The fund's top five holdings as of Sept. 30 included Kraft Foods Inc., Johnson & Johnson and H.J. Heinz Co. — three companies that managed to outperform broader markets for the year, with their shares all losing less than 20 percent. Other 2008 investments included Wal-Mart Stores Inc. and McDonald's Corp., which draw budget-conscious consumers during hard times.
Forester also spent 2008 easing out of financial stocks with heavy exposure to the mortgage meltdown, and unloading energy holdings before skyrocketing oil prices reversed course at midyear.
While Forester used much of his fund's cash holdings to snap up low-priced stocks in the third quarter, Ellison continues to keep plenty of money on the sidelines. About 40 percent of his $179 million fund's assets are in cash, and Ellison said he doesn't plan to use much of it until he sees signs that the slide in home prices and the surge in job cuts are about to end.
The former bank teller has managed his small-banking specialty fund since its inception 12 years ago. While smaller banks generally weren't as exposed to mortgage troubles as much as larger rivals, Ellison took pains to find the small banks with the least risk. Shares of his fund's top holding, Paramus, N.J.-based Hudson City Bancorp., were up about 4 percent for the year through Tuesday.

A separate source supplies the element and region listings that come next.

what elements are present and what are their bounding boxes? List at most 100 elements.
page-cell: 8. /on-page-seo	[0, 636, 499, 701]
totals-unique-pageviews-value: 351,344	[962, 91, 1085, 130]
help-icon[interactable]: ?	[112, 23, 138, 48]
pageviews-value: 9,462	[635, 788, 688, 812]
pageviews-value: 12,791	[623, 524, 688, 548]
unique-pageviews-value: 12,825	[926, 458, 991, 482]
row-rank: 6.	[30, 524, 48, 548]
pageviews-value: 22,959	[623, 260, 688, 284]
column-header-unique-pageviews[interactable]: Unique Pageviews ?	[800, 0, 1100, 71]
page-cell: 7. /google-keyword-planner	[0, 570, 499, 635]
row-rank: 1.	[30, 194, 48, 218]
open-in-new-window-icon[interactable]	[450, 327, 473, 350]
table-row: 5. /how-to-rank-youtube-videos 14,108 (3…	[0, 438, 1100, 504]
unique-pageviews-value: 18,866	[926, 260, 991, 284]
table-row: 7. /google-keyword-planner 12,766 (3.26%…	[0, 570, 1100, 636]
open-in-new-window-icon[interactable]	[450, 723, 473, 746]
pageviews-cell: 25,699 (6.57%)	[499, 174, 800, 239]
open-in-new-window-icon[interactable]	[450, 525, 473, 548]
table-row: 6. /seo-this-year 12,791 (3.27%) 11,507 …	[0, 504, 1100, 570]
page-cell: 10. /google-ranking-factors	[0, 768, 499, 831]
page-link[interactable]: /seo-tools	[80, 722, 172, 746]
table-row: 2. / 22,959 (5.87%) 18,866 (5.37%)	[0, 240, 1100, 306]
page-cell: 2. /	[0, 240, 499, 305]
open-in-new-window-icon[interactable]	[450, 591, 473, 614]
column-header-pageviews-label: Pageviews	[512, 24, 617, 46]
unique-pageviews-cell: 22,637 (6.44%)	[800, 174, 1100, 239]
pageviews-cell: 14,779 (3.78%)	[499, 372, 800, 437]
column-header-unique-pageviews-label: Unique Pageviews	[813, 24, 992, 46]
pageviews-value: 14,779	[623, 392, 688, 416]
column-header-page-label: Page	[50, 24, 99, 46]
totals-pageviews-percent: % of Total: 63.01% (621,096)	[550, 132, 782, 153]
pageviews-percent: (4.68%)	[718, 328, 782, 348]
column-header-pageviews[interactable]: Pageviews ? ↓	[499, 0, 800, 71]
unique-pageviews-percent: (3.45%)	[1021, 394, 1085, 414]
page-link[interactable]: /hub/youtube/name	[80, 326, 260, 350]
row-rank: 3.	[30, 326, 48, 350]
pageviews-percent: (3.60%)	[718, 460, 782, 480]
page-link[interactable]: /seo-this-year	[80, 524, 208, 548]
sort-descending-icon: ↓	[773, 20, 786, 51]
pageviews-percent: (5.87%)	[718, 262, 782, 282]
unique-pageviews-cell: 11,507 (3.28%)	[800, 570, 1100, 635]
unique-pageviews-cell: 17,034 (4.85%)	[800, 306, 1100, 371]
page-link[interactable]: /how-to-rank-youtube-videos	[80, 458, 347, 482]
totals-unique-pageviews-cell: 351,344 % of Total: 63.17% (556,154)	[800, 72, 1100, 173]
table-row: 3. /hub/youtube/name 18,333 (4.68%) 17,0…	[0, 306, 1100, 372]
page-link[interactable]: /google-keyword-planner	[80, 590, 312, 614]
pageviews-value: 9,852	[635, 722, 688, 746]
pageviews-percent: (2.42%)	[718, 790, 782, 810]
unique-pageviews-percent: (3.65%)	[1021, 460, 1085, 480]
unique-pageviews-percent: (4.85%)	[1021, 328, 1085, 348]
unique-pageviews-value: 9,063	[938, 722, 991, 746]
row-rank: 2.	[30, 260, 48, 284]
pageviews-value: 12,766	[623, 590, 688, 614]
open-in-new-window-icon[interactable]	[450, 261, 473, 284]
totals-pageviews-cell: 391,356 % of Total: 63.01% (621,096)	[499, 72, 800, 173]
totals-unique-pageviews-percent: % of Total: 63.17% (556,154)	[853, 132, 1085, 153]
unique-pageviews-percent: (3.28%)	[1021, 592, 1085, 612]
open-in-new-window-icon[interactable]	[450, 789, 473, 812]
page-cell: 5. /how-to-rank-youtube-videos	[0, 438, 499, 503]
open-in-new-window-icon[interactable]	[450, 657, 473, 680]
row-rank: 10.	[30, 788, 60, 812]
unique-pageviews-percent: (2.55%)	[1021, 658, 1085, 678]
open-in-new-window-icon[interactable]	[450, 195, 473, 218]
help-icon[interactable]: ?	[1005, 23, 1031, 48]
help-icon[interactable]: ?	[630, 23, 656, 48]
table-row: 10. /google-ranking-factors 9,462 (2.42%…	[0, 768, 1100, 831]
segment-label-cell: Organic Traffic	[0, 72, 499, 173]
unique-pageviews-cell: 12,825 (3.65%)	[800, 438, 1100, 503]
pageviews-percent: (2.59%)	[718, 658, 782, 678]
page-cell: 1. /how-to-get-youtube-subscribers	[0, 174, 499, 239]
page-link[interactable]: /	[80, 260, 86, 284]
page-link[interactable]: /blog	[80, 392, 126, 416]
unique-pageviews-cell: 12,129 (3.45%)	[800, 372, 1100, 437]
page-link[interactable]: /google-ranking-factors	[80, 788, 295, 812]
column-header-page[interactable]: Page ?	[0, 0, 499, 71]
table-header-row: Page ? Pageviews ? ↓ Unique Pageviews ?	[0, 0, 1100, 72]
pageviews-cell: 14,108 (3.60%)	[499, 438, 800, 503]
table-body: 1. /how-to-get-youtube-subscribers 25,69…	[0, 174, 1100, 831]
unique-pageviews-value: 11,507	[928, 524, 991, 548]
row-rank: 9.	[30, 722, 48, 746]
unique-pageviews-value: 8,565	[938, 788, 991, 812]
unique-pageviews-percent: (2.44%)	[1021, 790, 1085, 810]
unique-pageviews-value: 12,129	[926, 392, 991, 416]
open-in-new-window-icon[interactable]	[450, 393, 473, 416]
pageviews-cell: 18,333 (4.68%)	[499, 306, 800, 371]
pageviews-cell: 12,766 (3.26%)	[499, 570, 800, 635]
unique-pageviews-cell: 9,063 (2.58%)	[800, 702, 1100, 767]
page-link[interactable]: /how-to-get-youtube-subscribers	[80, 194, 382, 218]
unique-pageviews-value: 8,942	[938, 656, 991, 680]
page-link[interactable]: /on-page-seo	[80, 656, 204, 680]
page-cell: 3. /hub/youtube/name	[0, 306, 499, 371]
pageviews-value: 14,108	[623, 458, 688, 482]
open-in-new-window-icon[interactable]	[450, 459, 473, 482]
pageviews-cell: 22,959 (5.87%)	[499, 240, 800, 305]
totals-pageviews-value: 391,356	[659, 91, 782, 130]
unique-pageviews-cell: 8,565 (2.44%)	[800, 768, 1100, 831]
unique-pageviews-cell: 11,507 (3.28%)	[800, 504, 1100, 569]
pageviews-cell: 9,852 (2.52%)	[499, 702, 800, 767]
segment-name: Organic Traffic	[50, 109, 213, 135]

Now, the key for both Ellison and Forester is figuring out when to adjust their strategies as markets eventually build momentum for an expected rebound.
Forester expects that to happen around mid-2009, when he hopes to move out of defensive stocks and into industrial and technology companies whose business tends to move in tandem with the economy.
He expects his consumer staples and health care picks will continue to beat the broader market through the first half of 2009 or so, followed by what he calls a "tipping point" when more cyclical stocks will come into favor.
Any recovery next year will likely be accompanied by volatility as markets test the staying power of the early indications of a rebound — just as 2008 saw the market go on a bumpy ride searching for a bottom.
"It wasn't necessarily a buy-and-hold year in 2008," Forester said. "And I think that 2009 will be the same."
In an otherwise battered financial sector where big banks have been hit the hardest, Ellison is confident his small bank investment niche will continue to perform relatively well. Smaller players won't face as much uncertainty in 2009, given the likelihood that regulators will rewrite investment and accounting rules to prevent some of the abuses that led to the financial meltdown.
"The little guys didn't do any of that stuff," Ellison said. "So they didn't have all the complicated and aggressive accounting schemes that are going to be regulated away."
But Ellison doesn't believe big profits are just around the corner for small banks. There are too many uncertainties in the economy, and currently low borrowing rates for everything from mortgages to auto loans will pressure all banks' bottom lines. So for now, Ellison hopes to keep plenty of cash on the sidelines.
"I think unaffordable mortgages are still going to chew on the economy for a while," he said.